A collection is a named set of points (vectors with a payload) among which you can search. Vectors within the same collection must have the same dimensionality and be compared by a single metric.

Distance metrics used to measure similarities among vectors. The choice of metric depends on the way vectors obtaining and, in particular, on the method of neural network encoder training.

Qdrant supports these most popular types of metrics:

In addition to metrics and vector size, each collection uses its own set of parameters that controls collection optimization, index construction, and vacuum. These settings can be changed at any time by a corresponding request.

Create collection

With REST API

POST /collections

{
    "create_collection": {
        "name": "example_collection",
        "distance": "Cosine",
        "vector_size": 300
    }
}

In addition to the required options, you can also specify custom values for the following collection options:

  • hnsw_config
  • wal_config
  • optimizers_config

See schema definitions and a configuration file for more information about collection parameters.

Delete collection

With REST API

POST /collections

{
    "delete_collection": "example_collection"
}

Update collection parameters

Dynamic parameter updates may be helpful, for example, for more efficient initial loading of vectors. With these settings, you can disable indexing during the upload process. And enable it immediately after the upload is finished. As a result, you will not waste extra computation resources on rebuilding the index.

POST /collections

{
    "update_collection": {
        "name": "example_collection",
        "optimizers_config": {
            "indexing_threshold": 10000
        }
    } 
}

This command enables indexing for segments that have more than 10000 vectors stored.

Collection aliases

In a production environment, it is sometimes necessary to switch different versions of vectors seamlessly. For example, when upgrading to a new version of the neural network.

There is no way to stop the service and rebuild the collection with new vectors in these situations. To avoid this, you can use aliases. Aliases are additional names for existing collections. All queries to the collection can also be done identically, using an alias instead of the collection name.

Thus, it is possible to build a second collection in the background and then switch alias from the old to the new collection. Since all changes of aliases happen atomically, no concurrent requests will be affected during the switch.

Crate alias

POST /collections

{
    "change_aliases": {
        "actions": [
            {
                "create_alias": {
                    "alias_name": "production_collection",
                    "collection_name": "example_collection"
                }
            }
        ]
    }
}

Remove alias

POST /collections

{
    "change_aliases": {
        "actions": [
            {
                "delete_alias": {
                    "alias_name": "production_collection"
                }
            }
        ]
    }
}

Switch collection

Multiple alias actions are performed atomically.
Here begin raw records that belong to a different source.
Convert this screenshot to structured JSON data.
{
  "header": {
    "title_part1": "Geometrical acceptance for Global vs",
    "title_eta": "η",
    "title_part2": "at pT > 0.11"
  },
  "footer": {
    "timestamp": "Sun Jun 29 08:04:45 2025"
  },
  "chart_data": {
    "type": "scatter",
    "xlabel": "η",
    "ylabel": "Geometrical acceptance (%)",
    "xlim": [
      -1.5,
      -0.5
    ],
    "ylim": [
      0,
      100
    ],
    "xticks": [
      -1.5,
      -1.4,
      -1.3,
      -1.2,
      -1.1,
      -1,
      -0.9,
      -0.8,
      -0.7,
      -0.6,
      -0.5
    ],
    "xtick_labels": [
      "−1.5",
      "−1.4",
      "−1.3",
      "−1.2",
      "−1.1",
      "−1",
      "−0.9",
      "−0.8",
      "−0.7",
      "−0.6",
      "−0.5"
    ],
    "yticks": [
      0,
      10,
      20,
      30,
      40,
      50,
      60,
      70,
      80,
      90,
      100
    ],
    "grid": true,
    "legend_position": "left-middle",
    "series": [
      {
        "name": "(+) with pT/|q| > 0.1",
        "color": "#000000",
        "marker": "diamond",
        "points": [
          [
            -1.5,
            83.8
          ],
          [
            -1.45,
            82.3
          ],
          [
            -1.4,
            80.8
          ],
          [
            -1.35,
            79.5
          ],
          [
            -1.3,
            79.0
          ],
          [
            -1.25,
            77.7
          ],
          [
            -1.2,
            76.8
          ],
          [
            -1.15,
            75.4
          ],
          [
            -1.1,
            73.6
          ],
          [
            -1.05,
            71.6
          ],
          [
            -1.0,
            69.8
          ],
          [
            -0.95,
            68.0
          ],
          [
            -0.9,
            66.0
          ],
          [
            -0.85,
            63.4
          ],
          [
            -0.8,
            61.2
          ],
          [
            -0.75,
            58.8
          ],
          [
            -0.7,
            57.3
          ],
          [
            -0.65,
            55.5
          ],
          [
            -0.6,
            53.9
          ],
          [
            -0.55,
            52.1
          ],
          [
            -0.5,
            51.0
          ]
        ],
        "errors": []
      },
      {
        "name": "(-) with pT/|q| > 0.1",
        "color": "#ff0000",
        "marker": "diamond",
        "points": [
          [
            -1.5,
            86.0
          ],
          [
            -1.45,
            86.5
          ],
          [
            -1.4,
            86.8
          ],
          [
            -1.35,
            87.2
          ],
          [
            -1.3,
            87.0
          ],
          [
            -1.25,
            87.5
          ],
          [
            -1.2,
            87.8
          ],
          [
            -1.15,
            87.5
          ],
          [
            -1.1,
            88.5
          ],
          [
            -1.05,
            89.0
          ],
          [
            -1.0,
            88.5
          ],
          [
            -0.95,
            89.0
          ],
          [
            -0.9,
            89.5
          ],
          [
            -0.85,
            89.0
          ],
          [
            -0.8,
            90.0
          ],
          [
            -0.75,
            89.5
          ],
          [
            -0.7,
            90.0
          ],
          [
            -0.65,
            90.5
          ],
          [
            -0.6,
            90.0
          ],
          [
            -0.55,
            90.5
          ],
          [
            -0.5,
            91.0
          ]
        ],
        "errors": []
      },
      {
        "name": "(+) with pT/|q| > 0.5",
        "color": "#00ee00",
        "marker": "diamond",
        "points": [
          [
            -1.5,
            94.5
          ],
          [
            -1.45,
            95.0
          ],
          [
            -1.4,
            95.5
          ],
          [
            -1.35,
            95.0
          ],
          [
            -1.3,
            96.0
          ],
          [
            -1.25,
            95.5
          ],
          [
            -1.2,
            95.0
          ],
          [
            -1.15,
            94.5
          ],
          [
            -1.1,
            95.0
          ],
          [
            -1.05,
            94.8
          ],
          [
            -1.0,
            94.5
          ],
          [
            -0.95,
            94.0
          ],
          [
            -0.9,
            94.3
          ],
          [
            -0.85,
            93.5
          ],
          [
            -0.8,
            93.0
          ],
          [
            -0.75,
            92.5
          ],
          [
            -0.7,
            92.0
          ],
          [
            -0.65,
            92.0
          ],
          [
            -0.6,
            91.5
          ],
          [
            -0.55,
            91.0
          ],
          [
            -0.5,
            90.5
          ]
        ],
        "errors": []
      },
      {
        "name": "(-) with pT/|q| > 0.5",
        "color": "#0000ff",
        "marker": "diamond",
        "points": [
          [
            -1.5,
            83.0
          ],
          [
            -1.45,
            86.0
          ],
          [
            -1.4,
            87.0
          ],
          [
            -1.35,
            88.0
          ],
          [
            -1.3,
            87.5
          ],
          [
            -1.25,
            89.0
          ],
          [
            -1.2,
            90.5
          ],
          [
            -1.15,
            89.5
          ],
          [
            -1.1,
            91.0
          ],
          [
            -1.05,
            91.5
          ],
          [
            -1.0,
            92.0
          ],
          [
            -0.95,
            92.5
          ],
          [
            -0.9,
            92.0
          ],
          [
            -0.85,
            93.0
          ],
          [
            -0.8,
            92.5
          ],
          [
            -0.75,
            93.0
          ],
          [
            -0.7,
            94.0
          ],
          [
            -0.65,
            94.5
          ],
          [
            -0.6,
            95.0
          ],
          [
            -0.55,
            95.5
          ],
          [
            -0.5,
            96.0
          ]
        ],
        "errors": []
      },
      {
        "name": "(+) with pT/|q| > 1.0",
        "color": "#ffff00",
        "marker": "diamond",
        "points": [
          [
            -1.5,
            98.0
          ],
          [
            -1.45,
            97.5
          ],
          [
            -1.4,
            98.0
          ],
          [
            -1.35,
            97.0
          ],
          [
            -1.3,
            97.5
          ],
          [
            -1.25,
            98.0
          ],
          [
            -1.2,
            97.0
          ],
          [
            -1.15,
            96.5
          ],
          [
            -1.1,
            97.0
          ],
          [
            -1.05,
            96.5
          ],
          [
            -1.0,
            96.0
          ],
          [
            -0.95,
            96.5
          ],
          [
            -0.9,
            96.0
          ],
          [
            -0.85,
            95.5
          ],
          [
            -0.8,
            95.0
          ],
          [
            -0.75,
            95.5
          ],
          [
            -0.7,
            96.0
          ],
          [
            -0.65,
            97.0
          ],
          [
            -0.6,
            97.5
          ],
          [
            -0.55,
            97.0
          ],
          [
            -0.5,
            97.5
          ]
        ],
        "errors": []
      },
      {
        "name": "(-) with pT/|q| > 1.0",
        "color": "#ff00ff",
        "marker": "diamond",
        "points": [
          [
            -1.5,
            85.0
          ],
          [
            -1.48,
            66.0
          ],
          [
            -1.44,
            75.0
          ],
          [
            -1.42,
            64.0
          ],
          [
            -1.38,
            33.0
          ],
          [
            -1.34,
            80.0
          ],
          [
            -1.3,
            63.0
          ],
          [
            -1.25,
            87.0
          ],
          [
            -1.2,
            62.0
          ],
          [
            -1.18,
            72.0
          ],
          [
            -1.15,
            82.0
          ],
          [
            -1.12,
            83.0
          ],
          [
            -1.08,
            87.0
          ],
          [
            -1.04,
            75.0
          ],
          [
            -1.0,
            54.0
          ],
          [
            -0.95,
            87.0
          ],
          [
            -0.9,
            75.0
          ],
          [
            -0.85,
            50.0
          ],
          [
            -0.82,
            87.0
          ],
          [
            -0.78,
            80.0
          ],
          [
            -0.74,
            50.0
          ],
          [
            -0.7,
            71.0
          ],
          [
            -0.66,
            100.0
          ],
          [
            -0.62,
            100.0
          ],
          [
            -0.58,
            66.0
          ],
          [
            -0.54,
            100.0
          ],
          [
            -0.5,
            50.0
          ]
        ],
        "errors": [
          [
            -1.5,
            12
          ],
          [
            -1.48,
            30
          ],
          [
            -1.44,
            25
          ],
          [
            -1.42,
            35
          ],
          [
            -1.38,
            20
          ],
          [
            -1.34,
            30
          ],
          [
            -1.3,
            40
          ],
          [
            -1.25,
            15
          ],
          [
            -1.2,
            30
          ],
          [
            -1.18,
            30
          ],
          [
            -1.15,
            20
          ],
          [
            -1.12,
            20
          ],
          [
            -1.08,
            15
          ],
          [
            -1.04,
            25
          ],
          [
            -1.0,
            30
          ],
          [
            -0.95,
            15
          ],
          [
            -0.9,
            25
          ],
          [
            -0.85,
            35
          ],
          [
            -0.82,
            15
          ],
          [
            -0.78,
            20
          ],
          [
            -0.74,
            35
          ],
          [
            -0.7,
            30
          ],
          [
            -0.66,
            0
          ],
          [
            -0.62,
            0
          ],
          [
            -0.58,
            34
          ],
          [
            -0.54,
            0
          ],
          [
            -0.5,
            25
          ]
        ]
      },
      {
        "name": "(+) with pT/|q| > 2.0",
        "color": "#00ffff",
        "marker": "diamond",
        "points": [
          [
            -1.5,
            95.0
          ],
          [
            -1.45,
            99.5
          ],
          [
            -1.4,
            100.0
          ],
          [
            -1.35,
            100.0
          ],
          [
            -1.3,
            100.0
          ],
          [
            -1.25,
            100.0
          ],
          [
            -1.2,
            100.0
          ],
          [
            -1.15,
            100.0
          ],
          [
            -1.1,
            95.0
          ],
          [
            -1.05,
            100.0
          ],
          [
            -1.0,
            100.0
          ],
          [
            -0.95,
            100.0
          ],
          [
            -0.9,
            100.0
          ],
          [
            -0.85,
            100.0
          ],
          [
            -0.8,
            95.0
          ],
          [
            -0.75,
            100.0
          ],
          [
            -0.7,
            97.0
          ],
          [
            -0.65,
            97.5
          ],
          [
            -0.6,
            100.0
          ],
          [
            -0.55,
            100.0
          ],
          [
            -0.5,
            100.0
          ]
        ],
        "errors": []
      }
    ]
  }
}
For example, you can switch underlying collection with the following command:

POST /collections

{
    "change_aliases": {
        "actions": [
            {
                "delete_alias": {
                    "alias_name": "production_collection"
                }
            },
            {
                "create_alias": {
                    "alias_name": "production_collection",
                    "collection_name": "new_collection"
                }
            }
        ]
    }
}